Shape Relation Problems

This is just a page to get creative juices flowing about shape relation problems. All of these are surmountable, but we haven't come up with a clean, simple api for handling any of them yet. Feedback is what we're after here!

The problem

A "shape relation problem" is a problem surrounding two or more entities with different shape relations.

In all cases, the easiest workaround is to bring both entities to the same level. Unfortunately, this will always necessarily be the lowest level. In other words, this means taking the shape agnostic entity (the "higher" level) and making it shape bound (the "lower" level).

This isn't a big deal in a single-store environment. Since there is only one "shape", there is not usually a need to keep entities unaware of it. But Zedux doesn't believe in single stores.

Keeping entities shape agnostic makes them reusable. This is the better approach.
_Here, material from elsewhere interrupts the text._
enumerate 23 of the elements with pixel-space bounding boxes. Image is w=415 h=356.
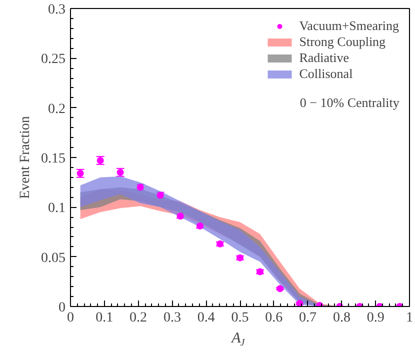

Even shape bound entities should abstract out as much of their boundedness as possible. This is why selectors, for example, are composable; so we can have higher-order selectors that are effectively shape agnostic, composed of many shape bound selectors. This means we can use and reuse them with ease. It also makes for a declarative api.

Essentially, we're looking for some happy, easy, declarative adapter layer or standard abstraction of some sort that'll allow shape agnostic entities to communicate with specific shape bound entities.

The problems

Colocating selectors and reducers.

This is a nice thought (first expressed by Dan Abramov himself, I believe) but hasn't been very practical. Selectors are shape bound, while reducers are shape agnostic.

On the other hand, this is another argument for inducers. As opposed to reducers, inducers are shape bound. This means that colocating selectors and inducers is easy and natural.

Processor shape dependencies

Processors are necessarily shape agnostic, but there are cases where a processor needs to know the value of some other piece of state. Currently this is done by adding an inspector to the store that behaves as a shape bound "processor". This is just semantically irksome and a little more overhead for code splitting environments than we'd like.